Diffusion models, like Inception Labs' Mercury, are redefining what language models can do

For years, the architecture powering ChatGPT, Claude, and other large language models has followed a well-trodden path: auto-regressive transformers that predict words sequentially, left to right. But a Silicon Valley startup’s unconventional approach—borrowing techniques from image generators like Stable Diffusion—could rewrite the rulebook for AI text generation. Inception Labs’ newly released Mercury model family leverages diffusion to generate text 10 times faster than conventional models while claiming improved accuracy and controllability.

The emergence of diffusion-based LLMs marks the first credible challenge to the auto-regressive orthodoxy that’s dominated AI text generation since GPT-2. Where traditional models generate text like a court stenographer transcribing words in strict sequence, Mercury starts with “noise” and refines it into coherent responses through parallel processing—a method more akin to sculpting text from digital marble. Early benchmarks suggest this approach enables speeds surpassing 1,000 tokens per second on NVIDIA’s flagship H100 GPUs, outpacing even OpenAI’s optimized GPT-4o Mini.
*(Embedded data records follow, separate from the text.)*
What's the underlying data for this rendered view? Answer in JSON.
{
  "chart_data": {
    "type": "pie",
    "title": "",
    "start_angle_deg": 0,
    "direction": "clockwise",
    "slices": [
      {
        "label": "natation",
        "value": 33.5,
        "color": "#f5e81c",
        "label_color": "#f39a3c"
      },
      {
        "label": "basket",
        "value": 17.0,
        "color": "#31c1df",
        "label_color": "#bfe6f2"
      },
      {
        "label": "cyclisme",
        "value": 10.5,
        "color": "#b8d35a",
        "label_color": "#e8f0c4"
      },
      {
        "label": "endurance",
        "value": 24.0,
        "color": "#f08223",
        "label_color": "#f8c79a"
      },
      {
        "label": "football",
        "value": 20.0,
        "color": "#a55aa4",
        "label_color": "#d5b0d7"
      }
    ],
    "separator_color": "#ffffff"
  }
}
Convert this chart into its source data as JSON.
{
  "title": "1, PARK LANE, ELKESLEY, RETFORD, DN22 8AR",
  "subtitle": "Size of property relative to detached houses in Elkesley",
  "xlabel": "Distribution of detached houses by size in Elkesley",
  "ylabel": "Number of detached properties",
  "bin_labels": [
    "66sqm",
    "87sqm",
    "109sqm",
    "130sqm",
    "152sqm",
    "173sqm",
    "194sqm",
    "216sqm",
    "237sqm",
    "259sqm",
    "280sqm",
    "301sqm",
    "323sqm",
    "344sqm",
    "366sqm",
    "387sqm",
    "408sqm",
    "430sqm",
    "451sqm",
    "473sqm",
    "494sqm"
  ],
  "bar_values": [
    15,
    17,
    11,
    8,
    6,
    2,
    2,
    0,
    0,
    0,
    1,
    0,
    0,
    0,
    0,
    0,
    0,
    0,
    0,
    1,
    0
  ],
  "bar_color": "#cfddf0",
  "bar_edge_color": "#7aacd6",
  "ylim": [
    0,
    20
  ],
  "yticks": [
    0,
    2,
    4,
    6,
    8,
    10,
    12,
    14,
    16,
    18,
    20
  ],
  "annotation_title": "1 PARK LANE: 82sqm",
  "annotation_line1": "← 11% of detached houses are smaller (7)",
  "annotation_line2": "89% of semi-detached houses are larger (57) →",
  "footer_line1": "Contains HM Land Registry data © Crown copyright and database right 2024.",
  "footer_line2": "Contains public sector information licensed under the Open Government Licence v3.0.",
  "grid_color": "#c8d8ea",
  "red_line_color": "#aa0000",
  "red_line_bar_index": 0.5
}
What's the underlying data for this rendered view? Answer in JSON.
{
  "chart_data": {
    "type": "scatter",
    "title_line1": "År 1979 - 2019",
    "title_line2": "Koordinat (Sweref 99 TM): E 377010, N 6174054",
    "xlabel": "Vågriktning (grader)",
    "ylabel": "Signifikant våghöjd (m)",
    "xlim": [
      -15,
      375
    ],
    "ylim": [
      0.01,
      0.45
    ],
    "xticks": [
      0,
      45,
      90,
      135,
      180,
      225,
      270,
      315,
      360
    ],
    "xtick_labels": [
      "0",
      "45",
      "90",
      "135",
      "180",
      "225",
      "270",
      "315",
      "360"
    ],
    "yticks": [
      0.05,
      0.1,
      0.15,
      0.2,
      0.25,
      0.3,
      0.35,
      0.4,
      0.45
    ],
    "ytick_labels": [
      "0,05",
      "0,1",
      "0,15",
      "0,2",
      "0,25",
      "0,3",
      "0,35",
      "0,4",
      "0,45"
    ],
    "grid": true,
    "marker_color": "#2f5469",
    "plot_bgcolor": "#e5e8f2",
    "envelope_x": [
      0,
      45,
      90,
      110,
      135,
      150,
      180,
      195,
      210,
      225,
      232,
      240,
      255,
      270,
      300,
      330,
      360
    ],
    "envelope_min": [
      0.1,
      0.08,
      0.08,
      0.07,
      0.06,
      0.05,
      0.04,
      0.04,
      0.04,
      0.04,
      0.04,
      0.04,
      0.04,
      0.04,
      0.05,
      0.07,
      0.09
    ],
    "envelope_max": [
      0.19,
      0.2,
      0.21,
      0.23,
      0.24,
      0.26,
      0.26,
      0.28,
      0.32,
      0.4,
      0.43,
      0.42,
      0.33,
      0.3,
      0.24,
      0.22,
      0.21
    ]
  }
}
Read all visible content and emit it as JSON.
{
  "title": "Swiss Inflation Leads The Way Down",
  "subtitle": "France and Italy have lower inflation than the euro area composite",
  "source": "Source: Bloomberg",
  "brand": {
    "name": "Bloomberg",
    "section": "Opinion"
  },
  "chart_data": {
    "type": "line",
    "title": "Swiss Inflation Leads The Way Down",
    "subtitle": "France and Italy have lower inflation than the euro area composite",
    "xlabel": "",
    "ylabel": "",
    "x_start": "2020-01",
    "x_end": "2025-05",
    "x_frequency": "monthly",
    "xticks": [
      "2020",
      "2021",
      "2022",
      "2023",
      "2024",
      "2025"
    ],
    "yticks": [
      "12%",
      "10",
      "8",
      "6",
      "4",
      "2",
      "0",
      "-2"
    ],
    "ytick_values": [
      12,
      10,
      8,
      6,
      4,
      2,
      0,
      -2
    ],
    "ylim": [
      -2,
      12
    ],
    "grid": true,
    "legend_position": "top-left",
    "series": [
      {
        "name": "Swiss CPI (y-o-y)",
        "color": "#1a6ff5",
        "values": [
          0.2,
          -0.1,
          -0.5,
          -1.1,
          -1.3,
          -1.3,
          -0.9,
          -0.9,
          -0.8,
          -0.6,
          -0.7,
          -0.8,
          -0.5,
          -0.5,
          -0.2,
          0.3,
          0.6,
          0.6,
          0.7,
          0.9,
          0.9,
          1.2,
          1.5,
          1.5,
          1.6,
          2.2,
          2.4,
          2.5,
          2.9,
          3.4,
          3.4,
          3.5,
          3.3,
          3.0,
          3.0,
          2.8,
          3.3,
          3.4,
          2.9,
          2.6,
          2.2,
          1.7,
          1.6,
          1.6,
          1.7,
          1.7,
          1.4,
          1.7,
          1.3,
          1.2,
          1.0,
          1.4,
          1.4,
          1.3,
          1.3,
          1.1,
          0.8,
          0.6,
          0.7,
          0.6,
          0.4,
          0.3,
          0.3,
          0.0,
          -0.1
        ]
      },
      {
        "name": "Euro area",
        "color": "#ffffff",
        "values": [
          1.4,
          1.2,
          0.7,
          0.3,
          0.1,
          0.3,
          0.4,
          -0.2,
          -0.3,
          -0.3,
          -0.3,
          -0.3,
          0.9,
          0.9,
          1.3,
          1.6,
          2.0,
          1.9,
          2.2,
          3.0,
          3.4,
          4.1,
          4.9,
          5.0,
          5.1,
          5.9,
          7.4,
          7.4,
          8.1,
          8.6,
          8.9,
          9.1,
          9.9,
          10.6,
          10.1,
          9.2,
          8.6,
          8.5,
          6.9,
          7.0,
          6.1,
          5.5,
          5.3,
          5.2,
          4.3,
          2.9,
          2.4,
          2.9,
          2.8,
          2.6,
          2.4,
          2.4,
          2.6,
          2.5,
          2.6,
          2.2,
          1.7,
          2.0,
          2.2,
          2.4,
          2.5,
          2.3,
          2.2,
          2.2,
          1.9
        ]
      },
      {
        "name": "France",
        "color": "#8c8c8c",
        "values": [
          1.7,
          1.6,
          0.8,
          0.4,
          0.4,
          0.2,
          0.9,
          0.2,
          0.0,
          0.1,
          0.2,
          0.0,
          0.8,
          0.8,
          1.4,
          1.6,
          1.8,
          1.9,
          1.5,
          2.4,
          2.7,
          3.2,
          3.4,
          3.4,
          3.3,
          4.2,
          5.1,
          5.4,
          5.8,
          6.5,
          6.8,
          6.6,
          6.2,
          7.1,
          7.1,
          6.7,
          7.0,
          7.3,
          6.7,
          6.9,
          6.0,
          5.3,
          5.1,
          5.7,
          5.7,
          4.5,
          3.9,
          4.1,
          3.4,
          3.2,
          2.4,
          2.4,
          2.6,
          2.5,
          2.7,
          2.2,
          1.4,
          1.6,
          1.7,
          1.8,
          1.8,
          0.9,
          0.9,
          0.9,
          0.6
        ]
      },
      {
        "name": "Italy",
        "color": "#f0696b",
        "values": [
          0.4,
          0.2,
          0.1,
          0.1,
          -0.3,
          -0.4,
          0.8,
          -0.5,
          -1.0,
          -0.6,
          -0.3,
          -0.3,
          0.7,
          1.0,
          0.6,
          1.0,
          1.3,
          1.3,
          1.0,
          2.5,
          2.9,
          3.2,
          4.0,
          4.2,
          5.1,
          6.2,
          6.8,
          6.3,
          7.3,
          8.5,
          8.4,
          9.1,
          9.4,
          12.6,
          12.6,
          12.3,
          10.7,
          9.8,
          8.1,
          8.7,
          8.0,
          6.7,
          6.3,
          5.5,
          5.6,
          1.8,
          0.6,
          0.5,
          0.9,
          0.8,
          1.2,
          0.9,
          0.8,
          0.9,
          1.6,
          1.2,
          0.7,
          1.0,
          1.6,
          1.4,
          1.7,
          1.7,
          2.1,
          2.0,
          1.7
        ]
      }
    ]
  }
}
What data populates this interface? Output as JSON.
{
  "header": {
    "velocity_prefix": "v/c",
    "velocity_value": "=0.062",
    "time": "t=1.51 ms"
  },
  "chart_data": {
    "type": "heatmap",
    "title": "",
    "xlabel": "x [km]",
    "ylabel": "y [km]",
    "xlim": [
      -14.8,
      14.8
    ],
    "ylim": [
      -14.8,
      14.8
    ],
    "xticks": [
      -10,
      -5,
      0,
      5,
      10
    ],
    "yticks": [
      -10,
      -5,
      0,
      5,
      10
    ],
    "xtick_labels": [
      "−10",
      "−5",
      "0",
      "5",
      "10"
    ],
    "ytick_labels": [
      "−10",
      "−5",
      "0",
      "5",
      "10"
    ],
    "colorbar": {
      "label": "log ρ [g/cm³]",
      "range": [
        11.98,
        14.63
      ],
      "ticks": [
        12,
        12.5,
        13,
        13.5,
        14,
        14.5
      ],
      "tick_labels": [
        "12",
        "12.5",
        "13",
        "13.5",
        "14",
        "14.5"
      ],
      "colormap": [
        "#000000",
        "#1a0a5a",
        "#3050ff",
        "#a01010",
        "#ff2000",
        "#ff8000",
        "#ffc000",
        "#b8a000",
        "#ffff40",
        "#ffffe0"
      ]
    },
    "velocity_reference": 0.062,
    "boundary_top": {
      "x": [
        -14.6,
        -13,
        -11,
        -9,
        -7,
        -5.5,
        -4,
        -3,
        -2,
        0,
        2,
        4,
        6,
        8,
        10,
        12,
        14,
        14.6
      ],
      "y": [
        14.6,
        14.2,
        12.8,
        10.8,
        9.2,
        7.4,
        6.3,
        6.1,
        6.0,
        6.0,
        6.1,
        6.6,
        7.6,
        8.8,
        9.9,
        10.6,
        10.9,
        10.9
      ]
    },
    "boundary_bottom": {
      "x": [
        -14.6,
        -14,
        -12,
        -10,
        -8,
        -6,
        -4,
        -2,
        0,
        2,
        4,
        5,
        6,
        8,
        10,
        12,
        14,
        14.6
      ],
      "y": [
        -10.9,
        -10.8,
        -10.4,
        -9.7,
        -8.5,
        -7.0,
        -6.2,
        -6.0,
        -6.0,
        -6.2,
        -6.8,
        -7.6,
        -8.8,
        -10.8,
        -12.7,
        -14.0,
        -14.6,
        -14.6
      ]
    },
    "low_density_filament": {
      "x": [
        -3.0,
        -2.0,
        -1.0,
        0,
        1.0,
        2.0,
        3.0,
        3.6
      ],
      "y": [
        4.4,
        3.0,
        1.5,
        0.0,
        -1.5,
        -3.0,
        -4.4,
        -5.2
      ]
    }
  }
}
Unshackling text from sequential thinking

Diffusion models made their name in visual AI by gradually adding noise to images during training, then learning to reverse the process to generate new visuals. Applying this to text requires mapping words to a mathematical “latent space” where meaning exists as multidimensional relationships rather than discrete tokens. As Inception Labs’ technical overview explains, Mercury trains on corrupted text—masked or scrambled tokens—then learns to reconstruct coherent sentences by predicting missing elements across entire sequences simultaneously.

This parallel processing capability fundamentally changes the economics of AI text generation. While traditional LLMs bottleneck at ~100 tokens/second due to sequential calculations, diffusion models spread computational load across all tokens at once. The result: Mercury Coder, a coding-specific variant, demonstrates real-time code generation that keeps pace with human typing speeds. For developers, this could mean AI pair programmers that debug code as it’s written instead of waiting for stanzaic suggestions.

Early adopters report unexpected benefits beyond raw speed. Unlike auto-regressive models that often “double down” on incorrect assumptions (the infamous reversal curse), diffusion LLMs refine outputs iteratively—a process researchers compare to breadth-first search algorithms. This allows course correction mid-generation, potentially reducing hallucinations. Inception Labs claims Mercury produces 50% fewer factual errors than comparable auto-regressive models on medical Q&A tasks, though independent verification remains pending.

Industry reactions range from cautious optimism to unbridled enthusiasm. Andrew Ng and Andrej Karpathy have both publicly praised the model’s novel approach.